The Maryville City School Board voted unanimously on Monday, Dec. 13, to reconfigure grades to alleviate overcrowding at the high school. What they didn’t decide on was how the intermediate schools - the current Maryville Intermediate School and the Coulter Grove Intermediate School under construction.
Schools director Stephanie Thompson said the system will be very deliberate about researching the best way to configure the intermediate schools. “We’ve got the staff with the knowledge about social and academic development and we’re going to spend a great deal of time on research to provide recommendations for you,” she said to the board members.
Thompson said the intermediate school configuration will be decided in late January or early February.
School board chair Christi Sayles said reconfiguring gives the school system more alternatives, and the school system will proceed diligently in determining how the intermediate schools are configured. “Our central office and leadership teams have been deliberate and thoughtful, and we have opportunities we didn’t have before,” she said.

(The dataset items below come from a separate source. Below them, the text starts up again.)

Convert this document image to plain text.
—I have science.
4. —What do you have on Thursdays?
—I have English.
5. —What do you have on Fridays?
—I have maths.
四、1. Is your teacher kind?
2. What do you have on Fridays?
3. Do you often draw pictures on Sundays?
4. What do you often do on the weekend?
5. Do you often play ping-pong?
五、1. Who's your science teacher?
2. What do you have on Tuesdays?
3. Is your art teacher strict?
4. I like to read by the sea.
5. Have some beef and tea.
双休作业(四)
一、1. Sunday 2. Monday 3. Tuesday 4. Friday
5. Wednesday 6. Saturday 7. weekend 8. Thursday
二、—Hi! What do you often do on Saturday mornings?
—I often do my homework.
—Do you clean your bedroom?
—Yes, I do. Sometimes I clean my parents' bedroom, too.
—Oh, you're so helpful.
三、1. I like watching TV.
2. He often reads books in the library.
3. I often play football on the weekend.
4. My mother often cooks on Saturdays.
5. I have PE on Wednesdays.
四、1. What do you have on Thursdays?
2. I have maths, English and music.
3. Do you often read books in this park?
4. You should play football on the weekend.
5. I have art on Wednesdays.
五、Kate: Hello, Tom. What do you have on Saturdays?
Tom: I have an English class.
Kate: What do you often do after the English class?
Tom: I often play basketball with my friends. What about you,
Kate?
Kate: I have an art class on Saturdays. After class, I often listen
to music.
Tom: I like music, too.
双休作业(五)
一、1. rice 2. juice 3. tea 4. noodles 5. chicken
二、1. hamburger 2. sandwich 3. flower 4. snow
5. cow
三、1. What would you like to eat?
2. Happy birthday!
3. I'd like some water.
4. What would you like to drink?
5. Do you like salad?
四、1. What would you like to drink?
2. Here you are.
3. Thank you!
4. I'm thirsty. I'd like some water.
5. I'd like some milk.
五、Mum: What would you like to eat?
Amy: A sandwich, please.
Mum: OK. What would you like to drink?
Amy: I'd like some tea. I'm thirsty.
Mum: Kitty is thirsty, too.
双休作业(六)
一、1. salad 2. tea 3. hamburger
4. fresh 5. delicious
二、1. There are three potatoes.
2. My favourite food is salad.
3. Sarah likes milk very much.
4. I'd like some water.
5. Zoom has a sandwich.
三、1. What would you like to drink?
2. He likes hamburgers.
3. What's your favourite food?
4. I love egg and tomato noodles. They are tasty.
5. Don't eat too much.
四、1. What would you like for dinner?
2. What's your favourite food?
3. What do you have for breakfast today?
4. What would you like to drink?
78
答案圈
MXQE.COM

Board member Doug Jenkins thanked everyone who shared their concerns about reconfiguring. Several shared concerns about intermediate schools where fourth grade students would be in the same building as seventh grade students. “We want you to know we’re going to be very intentional,” he said.
Board secretary Denny Garner said told those gathered in a classroom at Maryville Middle School to not be discouraged. “It’s a constant process and a constant evaluation, and we’re constantly researching,” he said of how the school system will handle the setting up the intermediate schools.

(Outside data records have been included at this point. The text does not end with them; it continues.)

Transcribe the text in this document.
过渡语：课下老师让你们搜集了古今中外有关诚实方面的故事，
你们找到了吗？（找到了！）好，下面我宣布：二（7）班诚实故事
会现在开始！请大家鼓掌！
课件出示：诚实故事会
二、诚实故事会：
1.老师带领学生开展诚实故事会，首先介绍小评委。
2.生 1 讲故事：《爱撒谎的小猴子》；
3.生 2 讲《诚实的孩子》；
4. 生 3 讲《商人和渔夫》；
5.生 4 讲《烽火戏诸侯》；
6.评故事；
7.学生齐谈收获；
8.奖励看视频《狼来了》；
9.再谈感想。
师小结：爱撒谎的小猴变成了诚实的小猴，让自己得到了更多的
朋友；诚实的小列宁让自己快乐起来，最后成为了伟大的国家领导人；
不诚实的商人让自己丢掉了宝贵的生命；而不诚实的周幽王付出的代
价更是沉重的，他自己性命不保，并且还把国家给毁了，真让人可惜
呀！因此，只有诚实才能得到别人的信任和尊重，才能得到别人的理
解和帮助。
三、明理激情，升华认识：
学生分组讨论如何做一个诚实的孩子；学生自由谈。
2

Board member Bethany Pope said she liked the 10-12 configuration at the high school but was also concerned about the intermediate schools. “I share your concerns about fourth through seventh grades together at the intermediate schools,” she said. “I understand, and I know a lot of hard work is being put into this.”
Charles West said hearing input from the parents was important. “I appreciate everyone of you putting in your 2-cents in and participating,” he said.
Chris Leguax, a Fort Craig School parent represents the schools Parental Advisory Board, and was at the school board meeting. He said the recently broached idea of closing Fort Craig to help cover the cost of opening Coulter Grove Intermediate School wasn’t prudent because keeping all the elementary schools open would prevent overcrowding for years go come. “If we lose an elementary school, it will put pressure back on teachers and students,” he said. “It’s really not a Fort Craig issue, it’s a system issue.”